Les défunts sont tournés vers l’est, signe de la croyance en la résurrection.
Au XIIIème siècle, le visage du défunt n’est pas un portrait : il est idéalisé. Le défunt semble endormi et son air est béat.
Sur le gisant, aux pieds du défunt, on trouve souvent :
- Un lion, dans le cas du gisant d’un roi dont on vante la grandeur, la puissance et la justice.
- Un chien, dans le cas du gisant d’une reine, symbolise la fidélité, signe d’une descendance royale légitime.
A la Renaissance, Le contexte historique génère deux nouveautés pour les tombaux royaux :
- La Guerre de Cent Ans (1337-1453) et le Peste noire (1346-1352) ont tué plus du tiers de la population. La Mort est alors une idée omniprésente. Les gisants royaux des XV-XVIème siècles représentent les défunts en transis. Ce terme signifie « passer », au sens de mourir. Désormais, le roi défunt est figuré nu et en décomposition, ce qui traduit l’égalité de tous devant la mort.
- Les Guerres d’Italie (1494-1559) font connaître en France les réalisations artistiques de l’Antiquité romaine. Les tombeaux royaux deviennent monumentaux, imitant parfois les temples romains.

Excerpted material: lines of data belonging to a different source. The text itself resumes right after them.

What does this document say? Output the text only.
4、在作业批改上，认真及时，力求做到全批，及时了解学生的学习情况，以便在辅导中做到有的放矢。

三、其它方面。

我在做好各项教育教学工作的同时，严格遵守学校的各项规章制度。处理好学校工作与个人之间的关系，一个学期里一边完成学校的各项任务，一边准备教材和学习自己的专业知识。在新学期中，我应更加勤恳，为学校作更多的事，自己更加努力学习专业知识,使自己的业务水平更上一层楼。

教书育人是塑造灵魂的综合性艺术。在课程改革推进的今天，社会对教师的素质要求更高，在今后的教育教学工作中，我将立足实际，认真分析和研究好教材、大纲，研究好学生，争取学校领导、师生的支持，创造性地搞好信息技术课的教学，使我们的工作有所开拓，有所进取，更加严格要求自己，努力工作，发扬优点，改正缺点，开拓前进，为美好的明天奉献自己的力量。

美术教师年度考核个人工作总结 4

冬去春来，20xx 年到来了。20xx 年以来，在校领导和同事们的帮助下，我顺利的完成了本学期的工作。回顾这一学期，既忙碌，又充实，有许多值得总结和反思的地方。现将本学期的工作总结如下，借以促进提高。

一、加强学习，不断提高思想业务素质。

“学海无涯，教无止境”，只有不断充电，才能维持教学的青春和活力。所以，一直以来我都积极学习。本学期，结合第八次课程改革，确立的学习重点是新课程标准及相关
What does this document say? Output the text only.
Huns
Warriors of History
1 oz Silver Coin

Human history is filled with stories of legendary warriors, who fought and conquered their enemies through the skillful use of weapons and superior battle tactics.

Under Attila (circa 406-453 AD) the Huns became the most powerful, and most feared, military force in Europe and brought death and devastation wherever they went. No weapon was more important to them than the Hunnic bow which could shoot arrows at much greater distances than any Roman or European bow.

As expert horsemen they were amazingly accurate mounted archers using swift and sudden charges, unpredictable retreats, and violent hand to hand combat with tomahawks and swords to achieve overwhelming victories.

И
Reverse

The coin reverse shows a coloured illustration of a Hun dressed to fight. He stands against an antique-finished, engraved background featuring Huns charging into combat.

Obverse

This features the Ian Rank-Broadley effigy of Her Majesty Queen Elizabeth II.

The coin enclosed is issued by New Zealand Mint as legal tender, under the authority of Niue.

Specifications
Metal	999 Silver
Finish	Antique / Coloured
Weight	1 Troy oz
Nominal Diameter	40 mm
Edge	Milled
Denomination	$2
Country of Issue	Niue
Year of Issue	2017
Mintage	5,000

Ainsi Louis XII et Anne de Bretagne sont représentés simultanément deux fois sur leur tombeau réalisé en 1531.
- Pour la première représentation, au-dessus du tombeau, ils sont agenouillés et en prière, ce qui fait d’eux des modèles pour le peuple. Ils ne portent pas leurs insignes royaux car, au Paradis, le seul roi c’est Dieu.
- Pour la seconde représentation, à l’intérieur de leur mausolée, ils sont figurés en transis particulièrement réalistes.
- Autour de leur tombeau, des allégories représentent les quatre vertus cardinales, avec leurs attributs : la Justice avec le globe et jadis une épée, la Force et son pilier, la Tempérance avec une bride, et enfin la Prudence avec un miroir.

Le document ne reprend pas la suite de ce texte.